AnthropicのAIモデル、米国で限定的な利用許可へ
DevDiscourse
2026年7月2日 (木)
- •米商務省がAnthropicのAIモデル「Fable」および「Mythos」に対する輸出制限を解除した。
- •6月12日の利用停止を経て、「Mythos 5」モデルが特定の米国組織に対して限定的に公開されることとなった。
- •Anthropicは国家安全保障上のリスクおよび悪用防止に向け、政府当局と連携していく方針を示した。
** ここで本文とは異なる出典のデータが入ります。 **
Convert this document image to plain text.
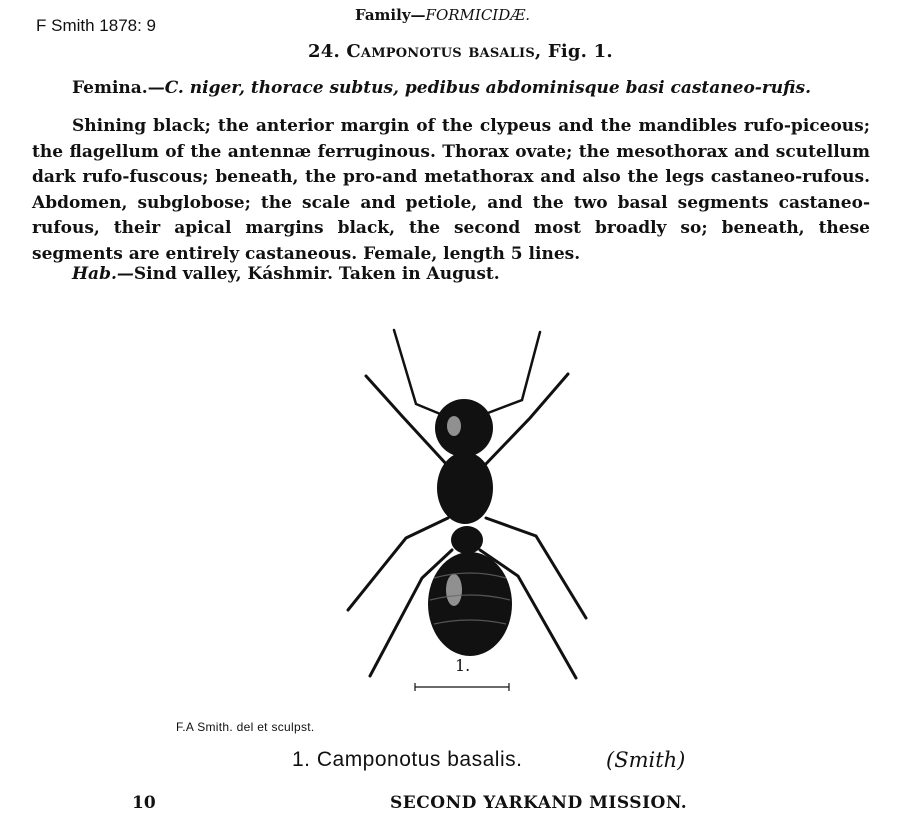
F Smith 1878: 9
Family—FORMICIDÆ.
24. Camponotus basalis, Fig. 1.
Femina.—C. niger, thorace subtus, pedibus abdominisque basi castaneo-rufis.

Shining black; the anterior margin of the clypeus and the mandibles rufo-piceous; the flagellum of the antennæ ferruginous. Thorax ovate; the mesothorax and scutellum dark rufo-fuscous; beneath, the pro-and metathorax and also the legs castaneo-rufous. Abdomen, subglobose; the scale and petiole, and the two basal segments castaneo-rufous, their apical margins black, the second most broadly so; beneath, these segments are entirely castaneous. Female, length 5 lines.

Hab.—Sind valley, Káshmir. Taken in August.
1.
F.A Smith. del et sculpst.
1. Camponotus basalis.	(Smith)
10	SECOND YARKAND MISSION.
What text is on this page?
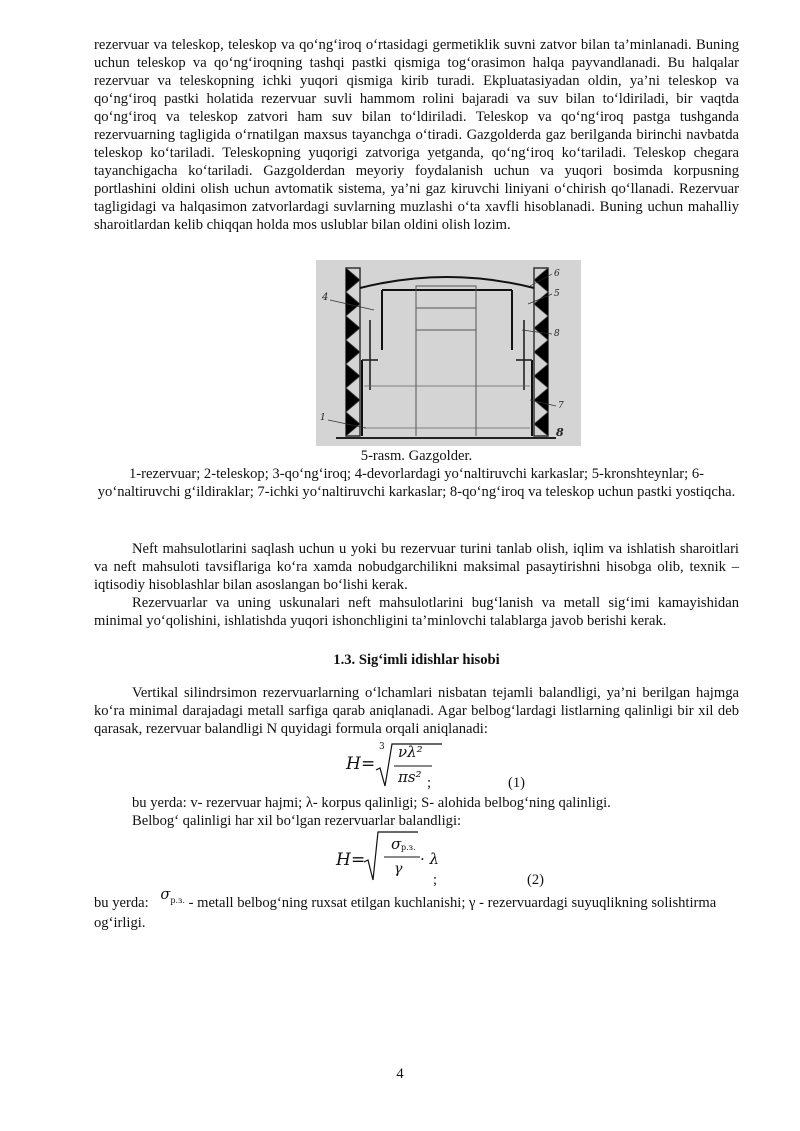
rezervuar va teleskop, teleskop va qo‘ng‘iroq o‘rtasidagi germetiklik suvni zatvor bilan ta’minlanadi. Buning uchun teleskop va qo‘ng‘iroqning tashqi pastki qismiga tog‘orasimon halqa payvandlanadi. Bu halqalar rezervuar va teleskopning ichki yuqori qismiga kirib turadi. Ekpluatasiyadan oldin, ya’ni teleskop va qo‘ng‘iroq pastki holatida rezervuar suvli hammom rolini bajaradi va suv bilan to‘ldiriladi, bir vaqtda qo‘ng‘iroq va teleskop zatvori ham suv bilan to‘ldiriladi. Teleskop va qo‘ng‘iroq pastga tushganda rezervuarning tagligida o‘rnatilgan maxsus tayanchga o‘tiradi. Gazgolderda gaz berilganda birinchi navbatda teleskop ko‘tariladi. Teleskopning yuqorigi zatvoriga yetganda, qo‘ng‘iroq ko‘tariladi. Teleskop chegara tayanchigacha ko‘tariladi. Gazgolderdan meyoriy foydalanish uchun va yuqori bosimda korpusning portlashini oldini olish uchun avtomatik sistema, ya’ni gaz kiruvchi liniyani o‘chirish qo‘llanadi. Rezervuar tagligidagi va halqasimon zatvorlardagi suvlarning muzlashi o‘ta xavfli hisoblanadi. Buning uchun mahalliy sharoitlardan kelib chiqqan holda mos uslublar bilan oldini olish lozim.

4
6
5
8
1
7
8
5-rasm. Gazgolder.
1-rezervuar; 2-teleskop; 3-qo‘ng‘iroq; 4-devorlardagi yo‘naltiruvchi karkaslar; 5-kronshteynlar; 6-yo‘naltiruvchi g‘ildiraklar; 7-ichki yo‘naltiruvchi karkaslar; 8-qo‘ng‘iroq va teleskop uchun pastki yostiqcha.

Neft mahsulotlarini saqlash uchun u yoki bu rezervuar turini tanlab olish, iqlim va ishlatish sharoitlari va neft mahsuloti tavsiflariga ko‘ra xamda nobudgarchilikni maksimal pasaytirishni hisobga olib, texnik – iqtisodiy hisoblashlar bilan asoslangan bo‘lishi kerak.

Rezervuarlar va uning uskunalari neft mahsulotlarini bug‘lanish va metall sig‘imi kamayishidan minimal yo‘qolishini, ishlatishda yuqori ishonchligini ta’minlovchi talablarga javob berishi kerak.

1.3. Sig‘imli idishlar hisobi

Vertikal silindrsimon rezervuarlarning o‘lchamlari nisbatan tejamli balandligi, ya’ni berilgan hajmga ko‘ra minimal darajadagi metall sarfiga qarab aniqlanadi. Agar belbog‘lardagi listlarning qalinligi bir xil deb qarasak, rezervuar balandligi N quyidagi formula orqali aniqlanadi:

H =
3 νλ²
πs² ;	(1)
bu yerda: v- rezervuar hajmi; λ- korpus qalinligi; S- alohida belbog‘ning qalinligi.
Belbog‘ qalinligi har xil bo‘lgan rezervuarlar balandligi:
H =
σ p.з.
γ
· λ
;	(2)
bu yerda: $\sigma^{p.з.}$ - metall belbog‘ning ruxsat etilgan kuchlanishi; γ - rezervuardagi suyuqlikning solishtirma og‘irligi.
4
米商務省は、国家安全保障上の懸念を理由に輸出制限を課してから3週間足らずで、AnthropicのAIモデル「Fable」および「Mythos」に対する制限を撤回した。今回の決定により、「Mythos 5」モデルは特定の米国内組織に対して限定的なアクセスが可能となる。Anthropicは6月12日の命令を受けて高度なAIモデルの提供を一時停止していたが、特定の条件下で提供を再開することが許可された。
この措置は、中国やロシアなどの軍事情報機関が高度なAI技術を悪用する可能性に対する、ワシントンの警戒感の高まりを受けたものだ。懸念に対処するため、Anthropicは米国政府と協力し、セキュリティ上のリスクを特定し、AIモデルが責任を持って運用される体制を確保することに合意した。
米商務長官のハワード・ラトニックは、Anthropicが政府のプロトコルを順守する姿勢を強調し、合意内容を認めた。現時点では国内の限定的な組織へアクセスが復旧したものの、AI産業が継続的な規制監視下に置かれる中で、海外勢力による同様の国家安全保障上の脅威を米国が長期的に軽減できるのか、疑問の声は残っている。